Chiedete di lui a Solicchiata (microscopico centro abitato sul versante nord dell’Etna), ormai lo conoscono tutti. Vi indicheranno dov’è casa sua, ma non dove trovarlo. Frank è sempre in movimento. Un personaggio che, dato il contesto in cui è inserito, potremmo definire senza ombra di dubbio “vulcanico”. Non lo trovate? Avete provato da Sandro Dibella? Beh, lui è un amico di Frank e ha un bar. Il bar di paese più strano ed eno-centrico che vi possiate aspettare. E non sarà difficile che qui, inseguendo l’ombra del nostro fantomatico vigneron, possiate curiosamente imbattervi in : 1) produttori naturali della Loira 2) spaesati turisti enogastronomici 3) endemici vecchietti che sorseggiano con disinvoltura uno spumantino di Casa Coste Piane o un Bourgogne di Pierre Morey.

Se anche giocarvi questa carta a nulla è valso (sfortunati!), non vi resta che aspettare al civico 281 della Nazionale, prima o poi la jeep di Frank passerà di li. Mettiamo il caso che riusciste nell’impresa di placcarlo, vi avverto, trovereste di fronte a voi un bizzarro belga che conosce le contrade dell’Etna meglio di un Matusalemme autoctono. Infatti, se cercate qualcuno che vi racconti il territorio, beh , avete trovato pane per i vostri denti: Frank Cornelissen, ha un rapporto col vulcano che stenterete a credere. Tutto ciò è frutto di una sensibilità e di una vivacità intellettiva che non ha paragoni.

Frank è arrivato sull’Etna perché sapeva che in queste terre ed in pochi altri posti al mondo avrebbe potuto realizzare vino come solo lui aveva in mente di fare. I terreni, il clima e le escursioni termiche, la presenza di antiche varietà di vite (spesso in vigne franche di piede), l’incombenza visiva e morale de “La Montagna” (così è chiamato il vulcano dai suoi abitanti), devono essere state attrazioni inimmaginabili per chi come lui è legato con un filo doppio alla natura e al senso del cosmo. Fatto stà che, visti i presupposti, “La Montagna” è diventato il suo parco giochi.
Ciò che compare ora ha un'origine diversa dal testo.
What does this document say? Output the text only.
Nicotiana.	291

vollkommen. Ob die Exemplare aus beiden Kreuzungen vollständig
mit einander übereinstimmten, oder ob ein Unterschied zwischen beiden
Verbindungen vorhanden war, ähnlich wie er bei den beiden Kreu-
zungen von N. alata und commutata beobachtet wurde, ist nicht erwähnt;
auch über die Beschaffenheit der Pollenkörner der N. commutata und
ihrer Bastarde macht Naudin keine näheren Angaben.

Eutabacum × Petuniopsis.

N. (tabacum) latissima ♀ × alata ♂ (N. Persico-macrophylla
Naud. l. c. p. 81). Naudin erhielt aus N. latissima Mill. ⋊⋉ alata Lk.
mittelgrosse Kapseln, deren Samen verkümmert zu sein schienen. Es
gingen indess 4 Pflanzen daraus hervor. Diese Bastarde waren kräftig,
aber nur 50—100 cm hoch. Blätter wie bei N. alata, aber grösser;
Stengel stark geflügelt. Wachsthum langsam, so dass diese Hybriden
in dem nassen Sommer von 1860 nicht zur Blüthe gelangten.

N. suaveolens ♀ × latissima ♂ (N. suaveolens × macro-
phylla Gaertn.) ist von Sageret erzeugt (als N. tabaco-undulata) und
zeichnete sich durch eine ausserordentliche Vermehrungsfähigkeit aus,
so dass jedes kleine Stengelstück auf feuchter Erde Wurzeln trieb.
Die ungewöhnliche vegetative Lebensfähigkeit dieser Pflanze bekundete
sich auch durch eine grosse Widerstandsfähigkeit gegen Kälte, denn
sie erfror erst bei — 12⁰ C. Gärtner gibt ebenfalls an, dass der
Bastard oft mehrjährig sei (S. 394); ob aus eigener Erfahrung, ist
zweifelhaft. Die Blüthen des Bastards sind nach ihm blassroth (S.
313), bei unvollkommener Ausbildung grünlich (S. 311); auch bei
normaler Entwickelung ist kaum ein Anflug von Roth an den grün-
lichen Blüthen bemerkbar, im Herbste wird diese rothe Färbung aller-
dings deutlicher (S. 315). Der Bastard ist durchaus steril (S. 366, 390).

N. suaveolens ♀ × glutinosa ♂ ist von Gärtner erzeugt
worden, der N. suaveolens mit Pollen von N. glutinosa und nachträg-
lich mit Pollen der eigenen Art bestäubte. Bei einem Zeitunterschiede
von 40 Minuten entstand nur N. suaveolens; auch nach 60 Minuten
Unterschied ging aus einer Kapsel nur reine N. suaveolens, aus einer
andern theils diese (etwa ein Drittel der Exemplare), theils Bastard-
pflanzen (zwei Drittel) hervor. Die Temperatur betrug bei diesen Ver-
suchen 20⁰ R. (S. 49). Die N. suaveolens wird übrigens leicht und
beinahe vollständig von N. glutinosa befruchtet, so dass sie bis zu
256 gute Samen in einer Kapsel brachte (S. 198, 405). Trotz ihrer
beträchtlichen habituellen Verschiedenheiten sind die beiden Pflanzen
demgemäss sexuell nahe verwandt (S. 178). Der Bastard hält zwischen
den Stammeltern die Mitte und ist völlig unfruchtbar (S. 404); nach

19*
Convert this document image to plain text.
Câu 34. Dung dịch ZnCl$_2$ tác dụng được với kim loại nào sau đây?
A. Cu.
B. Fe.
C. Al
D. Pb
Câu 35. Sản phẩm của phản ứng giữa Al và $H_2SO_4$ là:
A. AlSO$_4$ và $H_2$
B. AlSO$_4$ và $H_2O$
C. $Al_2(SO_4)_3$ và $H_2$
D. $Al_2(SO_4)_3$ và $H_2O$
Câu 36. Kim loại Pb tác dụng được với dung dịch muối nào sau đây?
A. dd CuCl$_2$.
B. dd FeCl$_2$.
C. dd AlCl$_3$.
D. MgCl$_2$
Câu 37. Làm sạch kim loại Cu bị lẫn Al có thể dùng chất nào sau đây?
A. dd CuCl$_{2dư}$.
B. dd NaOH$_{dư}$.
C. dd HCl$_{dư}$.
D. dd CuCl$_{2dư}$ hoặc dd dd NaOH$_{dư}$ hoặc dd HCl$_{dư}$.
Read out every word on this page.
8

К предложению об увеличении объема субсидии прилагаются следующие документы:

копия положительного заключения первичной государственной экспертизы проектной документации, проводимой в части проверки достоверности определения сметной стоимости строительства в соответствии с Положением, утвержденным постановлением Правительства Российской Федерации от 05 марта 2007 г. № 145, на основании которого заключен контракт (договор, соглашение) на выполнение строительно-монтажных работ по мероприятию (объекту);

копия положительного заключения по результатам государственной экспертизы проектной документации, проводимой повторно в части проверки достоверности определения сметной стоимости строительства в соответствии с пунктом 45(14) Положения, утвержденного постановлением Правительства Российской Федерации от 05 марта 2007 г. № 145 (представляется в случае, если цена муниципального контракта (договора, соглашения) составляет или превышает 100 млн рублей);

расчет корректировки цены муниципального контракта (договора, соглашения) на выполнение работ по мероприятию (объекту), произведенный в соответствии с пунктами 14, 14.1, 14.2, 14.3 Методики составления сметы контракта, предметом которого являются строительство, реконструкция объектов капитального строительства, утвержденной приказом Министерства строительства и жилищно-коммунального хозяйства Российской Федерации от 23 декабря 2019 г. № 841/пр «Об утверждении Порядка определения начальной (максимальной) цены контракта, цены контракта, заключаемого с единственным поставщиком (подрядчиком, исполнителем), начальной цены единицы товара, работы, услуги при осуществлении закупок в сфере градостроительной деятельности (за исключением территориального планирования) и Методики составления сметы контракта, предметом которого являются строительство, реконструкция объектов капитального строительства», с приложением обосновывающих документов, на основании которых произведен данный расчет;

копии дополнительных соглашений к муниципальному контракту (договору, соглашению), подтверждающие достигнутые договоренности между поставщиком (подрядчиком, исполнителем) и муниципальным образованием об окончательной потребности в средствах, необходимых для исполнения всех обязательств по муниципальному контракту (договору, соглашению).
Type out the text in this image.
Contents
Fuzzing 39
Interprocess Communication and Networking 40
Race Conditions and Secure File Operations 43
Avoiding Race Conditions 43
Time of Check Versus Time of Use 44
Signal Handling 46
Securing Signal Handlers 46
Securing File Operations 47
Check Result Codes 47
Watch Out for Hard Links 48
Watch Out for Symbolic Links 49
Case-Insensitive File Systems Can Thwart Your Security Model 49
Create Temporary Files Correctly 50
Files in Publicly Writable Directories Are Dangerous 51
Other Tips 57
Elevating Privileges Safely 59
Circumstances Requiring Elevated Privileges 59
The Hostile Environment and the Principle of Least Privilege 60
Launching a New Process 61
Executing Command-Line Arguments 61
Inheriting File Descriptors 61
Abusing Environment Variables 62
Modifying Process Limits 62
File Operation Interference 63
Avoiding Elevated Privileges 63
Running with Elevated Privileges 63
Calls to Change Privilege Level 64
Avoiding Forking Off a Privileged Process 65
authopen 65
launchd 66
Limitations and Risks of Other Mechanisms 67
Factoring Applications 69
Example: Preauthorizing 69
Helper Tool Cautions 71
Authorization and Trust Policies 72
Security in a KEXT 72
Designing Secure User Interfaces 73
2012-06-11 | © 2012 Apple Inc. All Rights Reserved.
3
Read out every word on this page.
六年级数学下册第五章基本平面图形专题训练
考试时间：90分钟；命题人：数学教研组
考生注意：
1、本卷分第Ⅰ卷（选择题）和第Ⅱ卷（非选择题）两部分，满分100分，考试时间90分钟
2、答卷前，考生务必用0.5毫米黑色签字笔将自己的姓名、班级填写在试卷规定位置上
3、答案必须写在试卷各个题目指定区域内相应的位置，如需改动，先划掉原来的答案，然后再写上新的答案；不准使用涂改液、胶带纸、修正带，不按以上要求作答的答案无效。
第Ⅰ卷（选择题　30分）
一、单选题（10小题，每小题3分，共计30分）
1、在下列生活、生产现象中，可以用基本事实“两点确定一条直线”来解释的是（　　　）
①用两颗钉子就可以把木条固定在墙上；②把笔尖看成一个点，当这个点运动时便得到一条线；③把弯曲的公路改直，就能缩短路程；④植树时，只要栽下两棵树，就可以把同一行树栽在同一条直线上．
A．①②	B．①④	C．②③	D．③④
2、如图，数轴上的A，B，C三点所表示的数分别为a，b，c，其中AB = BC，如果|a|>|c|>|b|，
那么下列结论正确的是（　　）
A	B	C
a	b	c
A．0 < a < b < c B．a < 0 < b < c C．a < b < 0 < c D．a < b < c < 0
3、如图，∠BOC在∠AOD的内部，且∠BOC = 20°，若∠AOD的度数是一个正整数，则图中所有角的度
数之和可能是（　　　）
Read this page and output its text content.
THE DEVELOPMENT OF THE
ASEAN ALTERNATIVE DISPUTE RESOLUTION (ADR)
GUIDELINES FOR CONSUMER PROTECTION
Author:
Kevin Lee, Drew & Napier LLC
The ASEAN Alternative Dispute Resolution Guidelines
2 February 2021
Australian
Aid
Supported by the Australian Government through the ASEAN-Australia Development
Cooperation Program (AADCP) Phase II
Al momento Frank lavora una decina di ettari di vigna sparsi sul vulcano, appezzamenti vecchi e nuovi impiantati ad alberello, un vero e proprio meltin’ pot ampelografico. Qui, infatti, accanto alle varietà più osannate (Nerello Mascalese e Carricante in primis), troverete le meno note: minnella bianca e nera, grecanico dorato, francisi e chi più ne ha più ne metta. Il tutto corredato dalla volontà di non praticare una coltura mono-varietale che stresserebbe il terreno. E dunque dove è possibile: grano, ortaggi, legumi, alberi da frutto e olivi. Come viene curata, in questo bailamme vegetale, la sacra vigna? Nella maniera più semplice ed accurata possibile, seguendo i passi degli anziani ed una rinnovata armonia con la natura. Il segreto è la cura maniacale nell’assecondare la terra: tutto è eseguito manualmente e nulla di chimico interagisce con i terreni.